We make the wrong choices to help us learn to make the right ones, we choose the wrong path, the wrong lovers, the wrong focus and from them we receive pain, suffering, loss. With those things we either become a victim, and blame outside ourselves for our misfortunes, or we look within, take responsibility for the steps we chose to walk that led us to this place and change our direction to find a different place, a different outcome.
We adjudicate as to whether we will allow it poison us, make us mean, bitter, untrusting, reclusive, or whether we will learn and grow from it, so that we might be kinder, wiser creatures moving forward… it takes some of us… took me myself a long time to learn this lesson. As with all things, all choices, all experiences, all people, the weight is in the dosage, how much or how little determines if what we have is medicine or poison… in this case the next moments will decide for her whether this will become a poison and kill her, or if it will change her perspective… as is the offer of most life experiences.
More than 2 years ago now Cadence was interested in photoshop and all I can do with it, and she asked me if I could take the photograph of her and make one eye blue and one eye purple.
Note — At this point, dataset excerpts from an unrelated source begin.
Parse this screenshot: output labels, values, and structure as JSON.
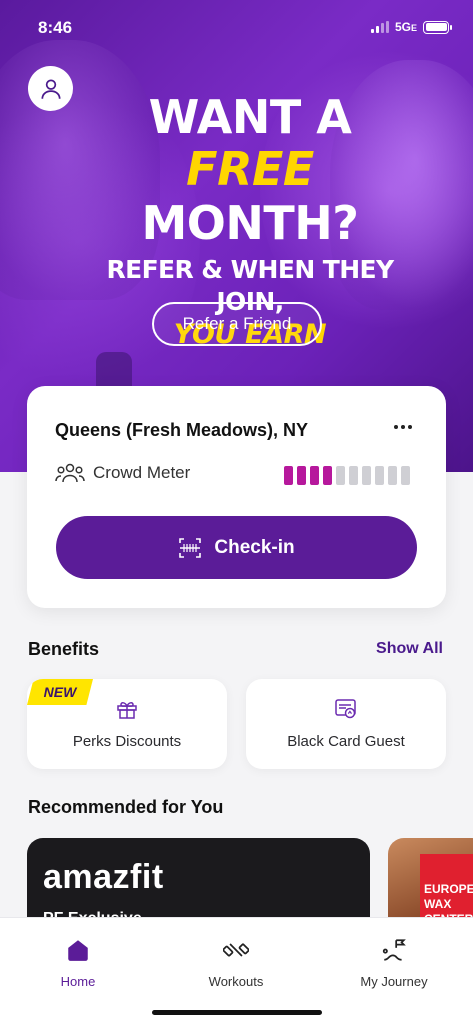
{
  "status": {
    "time": "8:46",
    "network": "5G",
    "network_suffix": "E"
  },
  "hero": {
    "line1": "WANT A",
    "line2_highlight": "FREE",
    "line2_rest": " MONTH?",
    "line3": "REFER & WHEN THEY JOIN,",
    "line4": "YOU EARN",
    "refer_button": "Refer a Friend"
  },
  "gym": {
    "name": "Queens (Fresh Meadows), NY",
    "crowd_label": "Crowd Meter",
    "crowd_level": 4,
    "crowd_max": 10,
    "checkin_label": "Check-in"
  },
  "benefits": {
    "title": "Benefits",
    "show_all": "Show All",
    "items": [
      {
        "label": "Perks Discounts",
        "badge": "NEW",
        "icon": "gift-icon"
      },
      {
        "label": "Black Card Guest",
        "icon": "guest-pass-icon"
      }
    ]
  },
  "recommended": {
    "title": "Recommended for You",
    "cards": [
      {
        "brand": "amazfit",
        "subtitle": "PF Exclusive"
      },
      {
        "brand": "EUROPEAN WAX CENTER"
      }
    ]
  },
  "tabs": [
    {
      "label": "Home",
      "icon": "home-icon",
      "active": true
    },
    {
      "label": "Workouts",
      "icon": "dumbbell-icon",
      "active": false
    },
    {
      "label": "My Journey",
      "icon": "journey-icon",
      "active": false
    }
  ],
  "colors": {
    "brand_purple": "#5b1c98",
    "accent_yellow": "#ffd600",
    "crowd_on": "#b6189c"
  }
}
When I did she said, “I think people with 2 different colored eyes would see things differently.” I thought this was really insightful for a little girl who had just turned 7. Oddly enough the dual eye color gene runs in my adoptive family and my dad would always say people with two different colored eyes have two souls. While I was busy wondering how Cadence was so existential at such a young age she followed it up with: “You know like when we use the 3d glasses at the movies.” I laughed, but at the same time when I think about it, that was the seed for the Reliquarian being planted, and it germinated several months later. Great trees come from small seeds.
“Necessary lessons often come at the highest cost, the price of this one was your innocence, and so you will not see things the same from this point. With the knowledge you’ll acquire also comes the pain of carrying that. Knowledge is a heavy thing to carry you know.”